Source: Head of Migration Research Center, Muhammad Murad Erdogan, 25 October 2018.

* Over half a million Syrian children are born in Turkey and who are under 4 years, do not possess any nationality (stateless).

* Current number of those registered as deserving temporary protection is 3.5 million.

* The number of stateless newborns and children under 4 in Turkey is 535,826.

Source: Turkish Migration and Refuge Authority, and the Ombudsman office, 25 August 2018.

Endless psychological problems

Early marriage doesn’t leave its mark on the girl’s physical health only, but it also leads to deep psychological crises that become hard to get through with the passage of time, for the girl and for her children. Psychiatrist Omnia Turk says that this early marriage “denies the girl the kindness of her parents, and her right to choose a husband herself. It also means denying her living her full childhood. The girl doesn’t understand married life, or the responsibility on her shoulders, leading to huge pressures in some cases. Also, she suffers problems in her sexual life, because she doesn’t understand married or sexual life. This leads to breakdowns between the couple, and the inability to adjust with the problems of marriage.”

Another aspect negatively affecting the children, is that they do not understand that the mother herself is a minor, and “that leads to unsound and unwise decisions, because the minor doesn’t care for giving her children education. She didn’t acquire the ability to discipline or raise the children, let alone being denied herself the right to education, which negatively influences her and the children.”

She added, “When she grows up, the minor discovers that she married the wrong person, or not the person she wants to continue her life with. She discovers that she was used as if she was an object for sale.”

Early marriage in religion

Marriage cannot happen unless the couple are on equal terms. In Sharia, this equality is required. Here, Dr. Muhammad Nadir, a lecturer at Karabük University, Turkey, says, “If the girl marries a person who is not equal to her, without her consent, the marriage is considered null and void, according to most Ulama (experts in religious law).”

According to Dr. Nadir, “The couple being on an equal footing is an inherent right for the woman. She cannot be coerced into forfeiting that right. It is a condition for marriage, and marriage of minors is void of this quality. Sharia might grant the minor a separate/independent financial capacity, overseen by her parent, in her interest. Her money cannot be spent except in her interest. Interest in marriage is even more important than finances, because honor is more important than money.”

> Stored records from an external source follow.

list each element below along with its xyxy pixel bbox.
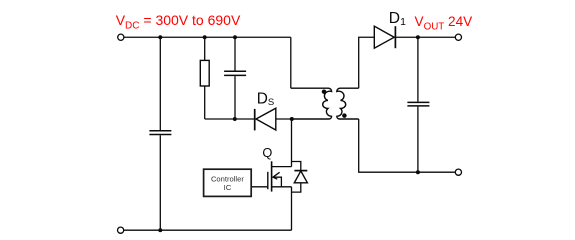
- wire output cap vertical: [417, 37, 419, 172]
- wire secondary top to D1: [359, 37, 375, 88]
- svg-text:VDC = 300V to 690V: VDC = 300V to 690V: [116, 12, 241, 31]
- wire drain vertical: [291, 119, 293, 167]
- node snubber R top: [203, 35, 207, 39]
- node input cap top: [158, 35, 162, 39]
- node output cap top: [416, 35, 420, 39]
- body diode branch bottom: [292, 183, 301, 192]
- wire D1 to output +: [395, 36, 455, 38]
- mosfet Q drain lead: [272, 166, 292, 168]
- body diode cathode bar: [294, 170, 307, 172]
- mosfet Q body arrow: [273, 172, 280, 179]
- wire resistor bottom: [204, 86, 206, 119]
- capacitor Cout: [407, 102, 429, 106]
- output terminal +: [455, 34, 461, 40]
- wire gate lead: [251, 186, 267, 188]
- wire resistor top: [204, 37, 206, 60]
- node output cap bottom: [416, 170, 420, 174]
- wire bottom rail: [124, 229, 292, 231]
- body diode triangle: [294, 171, 307, 183]
- input terminal +: [118, 34, 124, 40]
- transformer primary polarity dot: [322, 89, 327, 94]
- wire rail to primary top: [290, 37, 292, 88]
- svg-text:Q: Q: [262, 145, 272, 160]
- wire input cap vertical: [159, 37, 161, 230]
- resistor snubber R: [200, 60, 209, 86]
- output terminal -: [455, 169, 461, 175]
- wire snubber cap vertical: [234, 37, 236, 119]
- svg-text:VOUT 24V: VOUT 24V: [415, 14, 473, 32]
- mosfet Q gate bar: [267, 172, 269, 189]
- input terminal -: [118, 227, 124, 233]
- diode DS cathode bar: [254, 109, 256, 130]
- capacitor snubber C: [224, 71, 246, 75]
- wire secondary bottom to output -: [359, 119, 456, 172]
- svg-text:IC: IC: [224, 183, 232, 192]
- node snubber C top: [233, 35, 237, 39]
- svg-text:DS: DS: [257, 91, 274, 108]
- transformer secondary polarity dot: [342, 113, 347, 118]
- body diode branch top: [292, 162, 301, 171]
- mosfet Q channel bar: [271, 161, 273, 191]
- node drain junction: [290, 117, 294, 121]
- svg-text:D1: D1: [389, 10, 406, 28]
- node snubber cap bottom: [233, 117, 237, 121]
- controller IC box: [204, 169, 252, 196]
- node input cap bottom: [158, 228, 162, 232]
- diode D1 triangle: [374, 26, 394, 48]
- mosfet Q source lead: [272, 186, 292, 188]
- diode DS triangle: [256, 108, 276, 130]
- mosfet Q body wire: [273, 177, 282, 187]
- wire DS to drain node: [276, 118, 292, 120]
- transformer T1 primary winding: [291, 88, 332, 119]
- transformer T1 secondary winding: [337, 88, 359, 119]
- wire snubber bottom: [205, 118, 255, 120]
- wire source vertical: [291, 187, 293, 230]
- wire top rail: [124, 36, 291, 38]
- diode D1 cathode bar: [394, 26, 396, 48]
- capacitor Cin: [149, 131, 171, 135]
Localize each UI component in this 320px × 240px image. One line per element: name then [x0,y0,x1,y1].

Solutions to the phenomenon

Faced with this reality and in the absence of sufficient solutions for the problematic phenomenon of early marriage in Turkey among the Syrians, and regardless of if that marriage was conducted in Syria or Turkey, the future of such marriages is vague. Against the strict Turkish Law, Nour and Marwa will keep waiting for the results of their prosecution, anxiously waiting for the influence on their future and lives. Here, the Syrian lawyer Haydar Houri recommends to avoid marriage before 18. This marriage, according to him, is problematic, because, “There are many cases of prosecution in Turkey.”

When the minor girl is discovered as being married, one of two methods is used. Either to refer her to a shelter for minors, or return her to her family home, and make the family promise not to send her ever again to the husband.

Houri, on the other hand, recommends that any person married to a minor girl in Turkey, should try to document his marriage in one way or another in Syria, to avoid penalty. This is because once the marriage is documented by Syrian Sharia courts, this documentation can be used in the prosecution to avoid penalizing the husband, because the act is a crime in his country.

*This investigation was conducted under supervision of the Syrian Investigative Reporting Unit – SIRAJ, within the context of “Syria In Depth” project, conducted in cooperation with the Guardian Foundation, with support from IMS.